Btw. Modern windows also superports Unix domain sockets, so if you have an app that has another service that will run on the same machine or on a different one it is not so bad to use grpc over uds.

pjmlp 5 days ago | parent [-]

Nice idea, although it is still slower than COM.

COM can run over the network (DCOM), inside the same computer on its own process (out-proc), inside the client (in-proc), designed for in-proc but running as out-proc (COM host).

So for max performance, with the caveat of possibly damaging the host, in-proc will do it, and be faster than any kind of sockets.

tgma 5 days ago | parent | next [-]

> COM can run over the network (DCOM)

Ah the good ol' Blaster worm...

https://en.wikipedia.org/wiki/Blaster_(computer_worm)

merb 5 days ago | parent | prev | next [-]

Well if you need ipc to connect different languages, you will stay away from COM. Heck once you use anything but rust,c or c++ you should drop com. Even dotnet support for com is aweful. And if you ever written a outlook addin, than you will start hating com by yourself, thanks to god that Microsoft is going away from that

p_l 5 days ago | parent | next [-]

All new Windows API for over a decade are shipped as COM, iirc.

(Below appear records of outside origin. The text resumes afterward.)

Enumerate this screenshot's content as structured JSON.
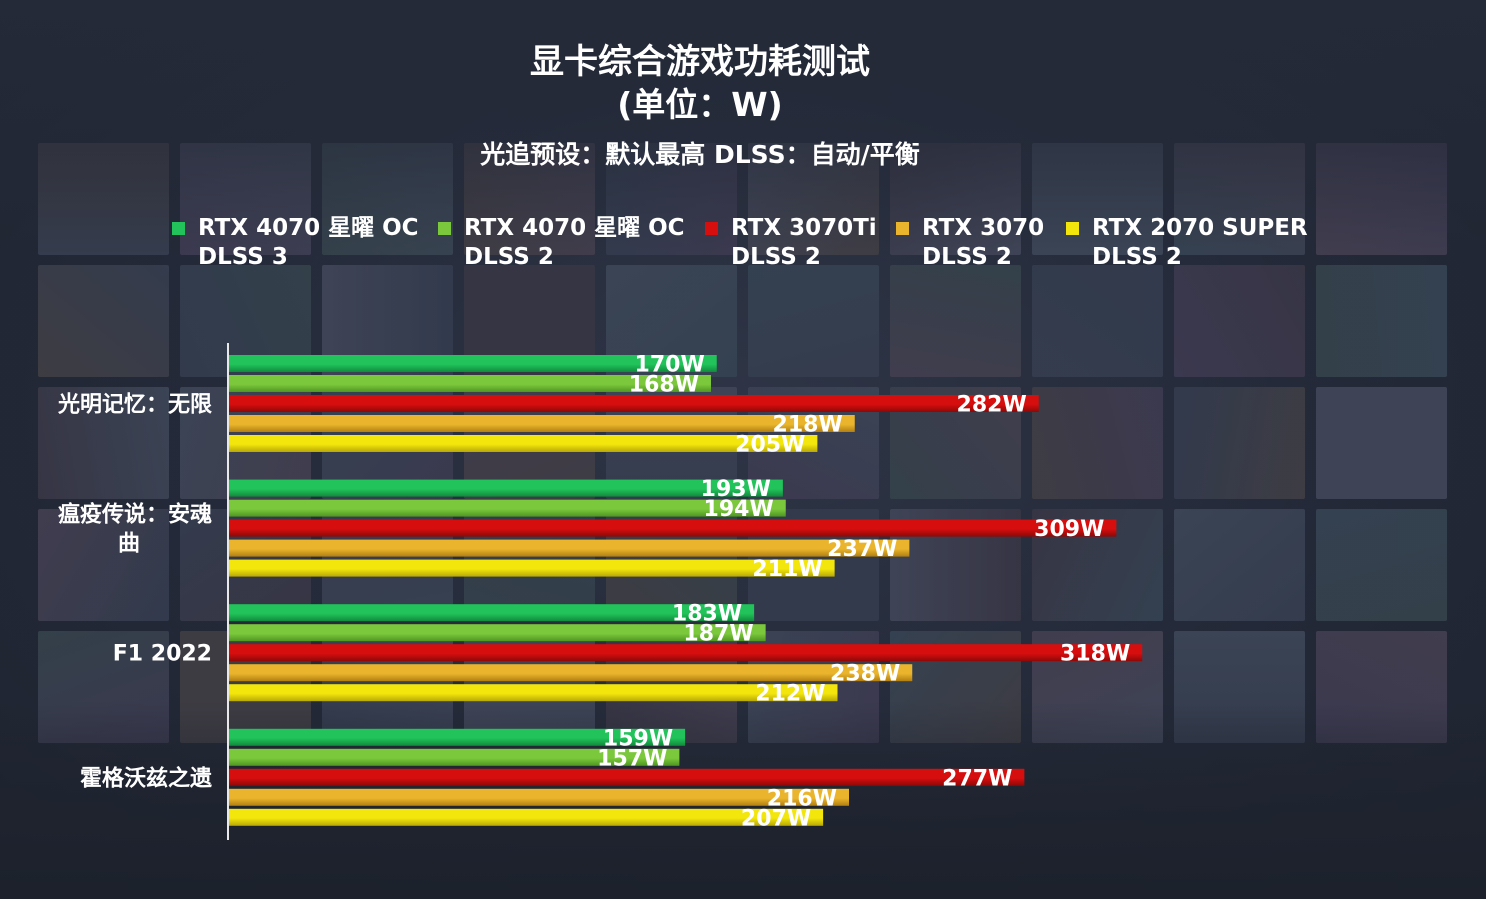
{
  "title": "显卡综合游戏功耗测试",
  "title_unit": "(单位：W)",
  "subtitle": "光追预设：默认最高   DLSS：自动/平衡",
  "legend": [
    {
      "line1": "RTX 4070 星曜 OC",
      "line2": "DLSS 3"
    },
    {
      "line1": "RTX 4070 星曜 OC",
      "line2": "DLSS 2"
    },
    {
      "line1": "RTX 3070Ti",
      "line2": "DLSS 2"
    },
    {
      "line1": "RTX 3070",
      "line2": "DLSS 2"
    },
    {
      "line1": "RTX 2070 SUPER",
      "line2": "DLSS 2"
    }
  ],
  "colors": {
    "series": [
      "#21c35a",
      "#7cc83c",
      "#d60e0e",
      "#eab52c",
      "#f2e60c"
    ],
    "series_dark": [
      "#118a3c",
      "#4f9622",
      "#8e0808",
      "#b27f12",
      "#b8a808"
    ],
    "background": "#262c3a",
    "text": "#ffffff"
  },
  "chart_data": {
    "type": "bar",
    "orientation": "horizontal",
    "categories": [
      "光明记忆：无限",
      "瘟疫传说：安魂曲",
      "F1 2022",
      "霍格沃兹之遗"
    ],
    "series": [
      {
        "name": "RTX 4070 星曜 OC DLSS 3",
        "values": [
          170,
          193,
          183,
          159
        ]
      },
      {
        "name": "RTX 4070 星曜 OC DLSS 2",
        "values": [
          168,
          194,
          187,
          157
        ]
      },
      {
        "name": "RTX 3070Ti DLSS 2",
        "values": [
          282,
          309,
          318,
          277
        ]
      },
      {
        "name": "RTX 3070 DLSS 2",
        "values": [
          218,
          237,
          238,
          216
        ]
      },
      {
        "name": "RTX 2070 SUPER DLSS 2",
        "values": [
          205,
          211,
          212,
          207
        ]
      }
    ],
    "value_suffix": "W",
    "xlim": [
      0,
      350
    ],
    "grid": false,
    "legend_position": "top",
    "title": "显卡综合游戏功耗测试"
  }
}
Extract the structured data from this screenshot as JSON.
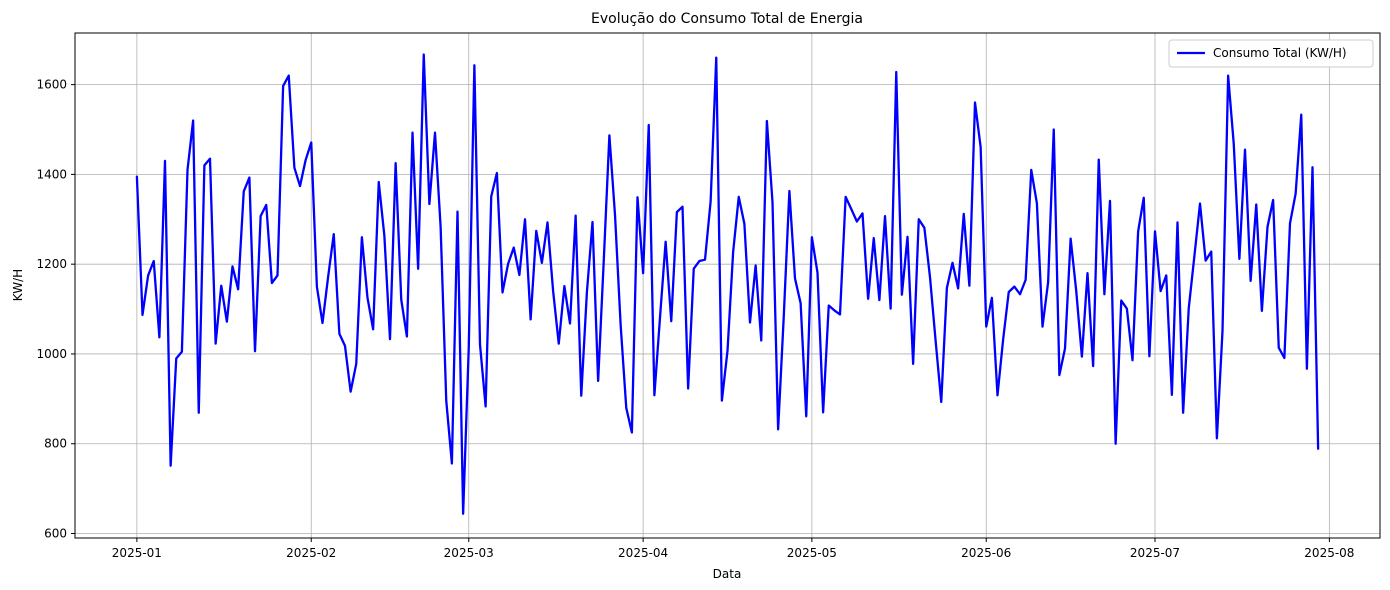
{
  "chart_data": {
    "type": "line",
    "title": "Evolução do Consumo Total de Energia",
    "xlabel": "Data",
    "ylabel": "KW/H",
    "x_start": "2025-01-01",
    "x_end": "2025-07-30",
    "xlim": [
      "2024-12-21",
      "2025-08-10"
    ],
    "ylim": [
      590,
      1715
    ],
    "x_ticks": [
      "2025-01",
      "2025-02",
      "2025-03",
      "2025-04",
      "2025-05",
      "2025-06",
      "2025-07",
      "2025-08"
    ],
    "y_ticks": [
      600,
      800,
      1000,
      1200,
      1400,
      1600
    ],
    "grid": true,
    "legend_position": "top-right",
    "color": "#0000ff",
    "series": [
      {
        "name": "Consumo Total (KW/H)",
        "values": [
          1395,
          1087,
          1175,
          1207,
          1037,
          1430,
          751,
          990,
          1005,
          1410,
          1520,
          869,
          1420,
          1435,
          1023,
          1152,
          1072,
          1195,
          1144,
          1362,
          1393,
          1006,
          1307,
          1332,
          1158,
          1175,
          1597,
          1620,
          1415,
          1374,
          1432,
          1471,
          1150,
          1069,
          1172,
          1267,
          1045,
          1018,
          916,
          978,
          1260,
          1125,
          1055,
          1383,
          1263,
          1033,
          1425,
          1121,
          1039,
          1493,
          1190,
          1667,
          1334,
          1493,
          1283,
          896,
          756,
          1317,
          644,
          1014,
          1643,
          1021,
          883,
          1351,
          1403,
          1137,
          1201,
          1237,
          1176,
          1300,
          1077,
          1274,
          1203,
          1293,
          1140,
          1023,
          1151,
          1068,
          1308,
          907,
          1137,
          1294,
          940,
          1208,
          1487,
          1310,
          1065,
          880,
          825,
          1349,
          1180,
          1510,
          908,
          1081,
          1250,
          1073,
          1316,
          1328,
          923,
          1190,
          1207,
          1210,
          1340,
          1660,
          896,
          1007,
          1227,
          1350,
          1290,
          1070,
          1197,
          1030,
          1519,
          1338,
          832,
          1083,
          1363,
          1168,
          1113,
          861,
          1260,
          1181,
          870,
          1108,
          1097,
          1088,
          1350,
          1323,
          1295,
          1313,
          1123,
          1258,
          1120,
          1307,
          1101,
          1628,
          1132,
          1261,
          978,
          1300,
          1281,
          1171,
          1029,
          893,
          1147,
          1203,
          1146,
          1312,
          1152,
          1560,
          1461,
          1061,
          1125,
          908,
          1032,
          1138,
          1150,
          1133,
          1165,
          1410,
          1336,
          1061,
          1160,
          1500,
          953,
          1012,
          1257,
          1140,
          994,
          1180,
          973,
          1433,
          1133,
          1341,
          800,
          1119,
          1101,
          986,
          1273,
          1348,
          995,
          1273,
          1140,
          1175,
          909,
          1293,
          869,
          1102,
          1218,
          1335,
          1208,
          1228,
          812,
          1051,
          1620,
          1468,
          1212,
          1455,
          1163,
          1333,
          1096,
          1283,
          1343,
          1014,
          991,
          1291,
          1357,
          1533,
          967,
          1416,
          789
        ]
      }
    ]
  }
}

And COM ability to run in separate process is one of the things that makes it easier to run with different languages in my experience. Once you got over the hurdle of supporting COM, especially if you had support for type libraries and introspection-less COM, it was home free. Meanwhile I'm wary of dealing with a C++ library even if writing in C++

pjmlp 5 days ago | parent | prev [-]

Good luck with that goal, after Longhorn went down, all its design ideas were resurfaced as COM, and since Vista, COM (alongside with its WinRT makeover), is the main API model in Windows.

Raw Win32 C API is stuck in Windows XP view of the world, with a few exceptions in some subsystems.

Yes COM tooling sucks, which is kind of sad given that it is the main API model in modern Windows, but I guess WinDev suffers from Stockhold syndrome.

AddIns are only moving away from COM, because otherwise they wouldn't work in your browser, so you get to use JavaScript and TypeScript instead, and on native Office they run inside a Webwidget, hurray for performance.

fulladder 4 days ago | parent [-]

I think I remember learning COM object programming in the late 1990s, and Longhorn would still have been an active project at that time. Been a long time, though, so maybe I'm mistaken.

pjmlp 4 days ago | parent [-]

Yes, and?

COM history traces back to OLE, introduced in Windows 3.0 replacing DDE.

.NET was designed as COM replacement, however the way things went down was something else.